15 октября 2013Литература
231

Почему литкритика боится терминов

Речь должна идти о новой, «неклассической» модели критики, считает Евгения Вежлян

текст: Евгения Вежлян
Detailed_picture© Colta.ru

Современная отечественная литературная критика находится в странном положении. Ее все время кто-нибудь отрицает. Тонкожурнальным обозревателям кажется, что толстожурнальная критика скучна и устарела, потому что ее никто не читает. Толстожурнальные их коллеги в долгу не остаются и, борясь за чистоту жанра, лишают почетного статуса критика коллег из более периодических или менее толстых изданий — за их легковесность и прагматизм. А интернетные люди вообще уверены, что критика в ее нынешнем виде — это такой атавизм, который постепенно сам рассосется под напором рецензионной активности рядового читателя. Тем более что соцопросы показывают: критика отнюдь не является определяющей для читательского выбора инстанцией. Авторитетные близкие, медийные лица — да. Но не критики. Глянцевые ли, газетные ли обозреватели, их ли толстожурнальные коллеги — тут все примерно в одинаковом положении.

Одинаково неопределенном и непонятном. Потому что если главной функцией критики считать отбор годных текстов и влияние на мнение потребителей книжной продукции, то в ее исторически сложившемся виде это институт избыточный и, как бы сказали наши чиновники, «неэффективный». Зачем писать длинный и вообще какой-либо текст, если достаточно указующего жеста, осуществленного медийным лицом, — и книга становится бестселлером?

Для того чтобы обосновать необходимость критики в мире горизонтальных сетевых связей и интернета, нужны какие-то иные, не вполне утилитарные основания. Впрочем, об основаниях в подобных спорах речь обычно не идет. Одним достаточно того, что они «статусны», другим — того, что они «исторически укоренены». Но и те, и другие, как кажется, не проговаривают главного: в современной информационной и культурной ситуации институт литературной критики нужен для другого и работает иначе, чем им хочется и кажется.

Надо заметить, что избыточность по отношению к любому утилитарному определению — это вообще фундаментальная характеристика культурных институтов.
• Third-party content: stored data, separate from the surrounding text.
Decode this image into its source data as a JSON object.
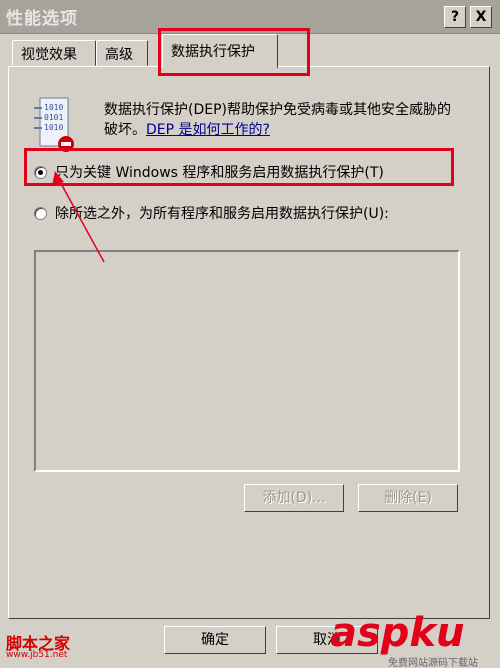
{
  "window": {
    "title": "性能选项",
    "help_button": "?",
    "close_button": "X"
  },
  "tabs": [
    {
      "label": "视觉效果"
    },
    {
      "label": "高级"
    },
    {
      "label": "数据执行保护"
    }
  ],
  "dep": {
    "description": "数据执行保护(DEP)帮助保护免受病毒或其他安全威胁的破坏。",
    "link": "DEP 是如何工作的?",
    "options": [
      {
        "label": "只为关键 Windows 程序和服务启用数据执行保护(T)",
        "checked": true
      },
      {
        "label": "除所选之外，为所有程序和服务启用数据执行保护(U):",
        "checked": false
      }
    ]
  },
  "list_buttons": {
    "add": "添加(D)...",
    "remove": "删除(E)"
  },
  "footer": {
    "ok": "确定",
    "cancel": "取消"
  },
  "watermarks": {
    "left_main": "脚本之家",
    "left_sub": "www.jb51.net",
    "right_main": "aspku",
    "right_sub": "免费网站源码下载站"
  },
  "colors": {
    "highlight": "#e3001b",
    "face": "#d4d0c8"
  }
}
Потому что главная функция культуры — вовсе не обслуживание государственной идеологии или потребительского рынка, а производство и оборот смыслов. Банальность? Да, пожалуй. Но в обстоятельствах, когда так велик запрос на «эффективность», такие вещи кажется уместным вновь и вновь — и при каждом удобном случае — проговаривать вслух.
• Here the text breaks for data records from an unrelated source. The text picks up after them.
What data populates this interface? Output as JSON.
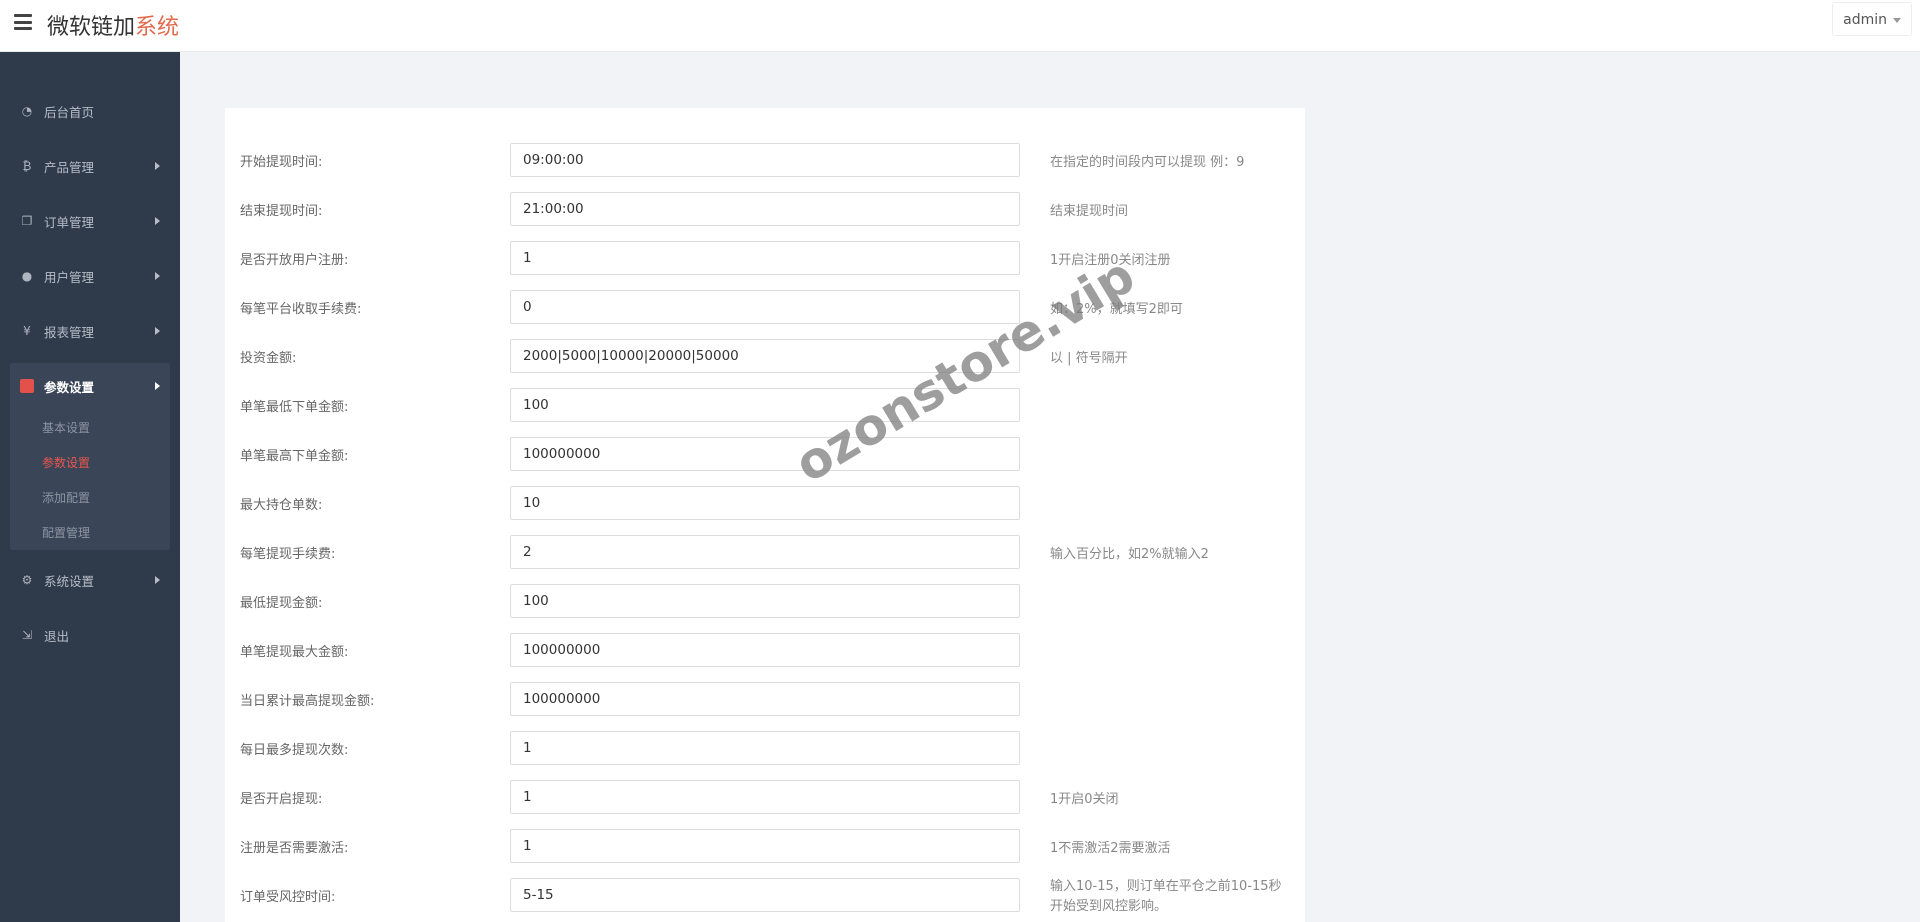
{
  "header": {
    "brand_main": "微软链加",
    "brand_accent": "系统",
    "user": "admin"
  },
  "sidebar": {
    "items": [
      {
        "label": "后台首页",
        "icon": "dashboard-icon"
      },
      {
        "label": "产品管理",
        "icon": "bitcoin-icon"
      },
      {
        "label": "订单管理",
        "icon": "copy-icon"
      },
      {
        "label": "用户管理",
        "icon": "user-icon"
      },
      {
        "label": "报表管理",
        "icon": "yen-icon"
      },
      {
        "label": "参数设置",
        "icon": "files-icon"
      },
      {
        "label": "系统设置",
        "icon": "gears-icon"
      },
      {
        "label": "退出",
        "icon": "sign-out-icon"
      }
    ],
    "sub_items": [
      "基本设置",
      "参数设置",
      "添加配置",
      "配置管理"
    ]
  },
  "form": {
    "rows": [
      {
        "label": "开始提现时间:",
        "value": "09:00:00",
        "hint": "在指定的时间段内可以提现 例：9"
      },
      {
        "label": "结束提现时间:",
        "value": "21:00:00",
        "hint": "结束提现时间"
      },
      {
        "label": "是否开放用户注册:",
        "value": "1",
        "hint": "1开启注册0关闭注册"
      },
      {
        "label": "每笔平台收取手续费:",
        "value": "0",
        "hint": "如：2%，就填写2即可"
      },
      {
        "label": "投资金额:",
        "value": "2000|5000|10000|20000|50000",
        "hint": "以 | 符号隔开"
      },
      {
        "label": "单笔最低下单金额:",
        "value": "100",
        "hint": ""
      },
      {
        "label": "单笔最高下单金额:",
        "value": "100000000",
        "hint": ""
      },
      {
        "label": "最大持仓单数:",
        "value": "10",
        "hint": ""
      },
      {
        "label": "每笔提现手续费:",
        "value": "2",
        "hint": "输入百分比，如2%就输入2"
      },
      {
        "label": "最低提现金额:",
        "value": "100",
        "hint": ""
      },
      {
        "label": "单笔提现最大金额:",
        "value": "100000000",
        "hint": ""
      },
      {
        "label": "当日累计最高提现金额:",
        "value": "100000000",
        "hint": ""
      },
      {
        "label": "每日最多提现次数:",
        "value": "1",
        "hint": ""
      },
      {
        "label": "是否开启提现:",
        "value": "1",
        "hint": "1开启0关闭"
      },
      {
        "label": "注册是否需要激活:",
        "value": "1",
        "hint": "1不需激活2需要激活"
      },
      {
        "label": "订单受风控时间:",
        "value": "5-15",
        "hint_line1": "输入10-15，则订单在平仓之前10-15秒",
        "hint_line2": "开始受到风控影响。"
      }
    ]
  },
  "watermark": "ozonstore.vip"
}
Значит, роль критики — это вовсе не рост продаж и не формирование читательского мнения. Читатель, как ни странно, тут вообще ни при чем. Критика — вовсе не медиатор между автором и читателем, как это почему-то до сих пор принято думать. Критика — явление внутрилитературное, шире — внутрикультурное. Ее задача — встраивание уже-приобретенного и уже-прочитанного в процесс смыслопроизводства. Книга, которую все купили и прочли, но о которой никто ничего не написал, безусловно, становится значимым фактом, но значимым не для литературы, а для книжного бизнеса. Чтобы стать «литературным фактом», такая книга должна выйти из зоны непроговариваемого. Нужно, чтобы пришел критик и вербализовал те смыслы, которые она обретает по мере обращения в социуме, или — сам наделил ее значением, вбросил во внутрикультурный, внутрилитературный общий разговор, концептуализировал, облек в слова.
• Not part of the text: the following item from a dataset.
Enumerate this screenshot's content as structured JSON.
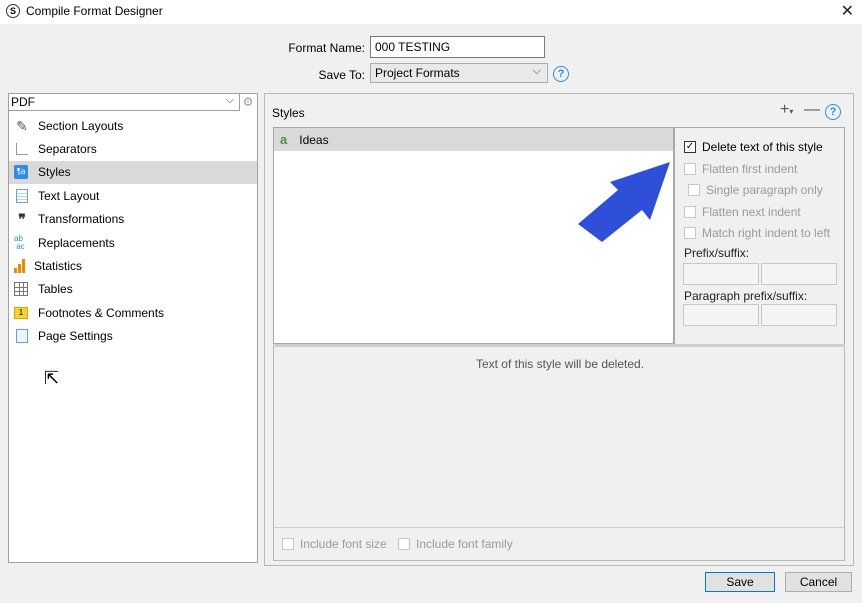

Тексты, в которых эта процедура смыслонаделения производится, я предлагаю считать собственно литературной критикой, независимо от места их размещения. Критика — рефлективный аппарат литературы. И неважно, насколько широк круг людей, для которых релевантна эта рефлексия. И неважно даже, сразу ли прочли тот или иной текст и сколько он собрал «лайков» в социальных сетях. Такой текст работает совершенно иначе. Сказанное поступает в виртуальную «копилку интерпретаций» и в какой-то момент актуализируется.

А как же история критики, которая вся — от Белинского до Немзера, от Полевого до Данилкина — сводится к созданию и разрушению репутаций, к внушению именно публике разных идей относительно значимости текста или, напротив, его совершенной бесполезности? Что же это такое, как не смыслопроизводство?

А как же быть с тем фактом, что от критиков прошлого остаются только имя и — уже их собственная — репутация, тогда как о том, что там они написали, помнят лишь специалисты? Как бы полагается, чтобы критик был накрепко связан с текущим и «бренным», с литературным сиюминутным, был «приводным ремнем» и «расходным материалом» литпроцесса. Что остается от критика после его (профессиональной) смерти? Тексты? Нет, образ (неистовый взгляд, круглые очки, долги, скандалы, серый пиджак, густые усы — или совсем ничего). На худой конец — мемуары. Что такое критик — без публики? Критик и читатель — они же близнецы-братья. Разве не так? Да, так было.

Литературы как чего-то данного и определенного больше нет.

Наша старая толстожурнальная школа — именно «школа», поскольку у нее помимо отцов-основателей, большинство из которых когда-то входили в Академию русской современной словесности, есть и продолжатели в молодом поколении, к каковым можно причислить весь «ПоПуГан» (литературно-критическая группа Елены Погорелой, Валерии Пустовой и Алисы Ганиевой. — Ред.), — так и определяет критику, опираясь на неустранимые из национального «культурного бессознательного» матрицы. Старая школа «делает жизнь» с Белинского, понимая под критикой — да, смыслопроизводство, но только определенного типа. Представители ее либерального крыла, проявляя толерантность по части идей (каждый, конечно же, имеет право на мнение, каким бы парадоксальным оно ни было), оказываются пуристами, когда речь идет о «форме» выражения этих идей. Они борются за чистоту дискурса (в скобках замечу — и формата, и жанра). И тем самым, быть может, подогревают пыл «утилитаристов», ибо создают систему, внутрь которой заложено некое фундаментальное противоречие.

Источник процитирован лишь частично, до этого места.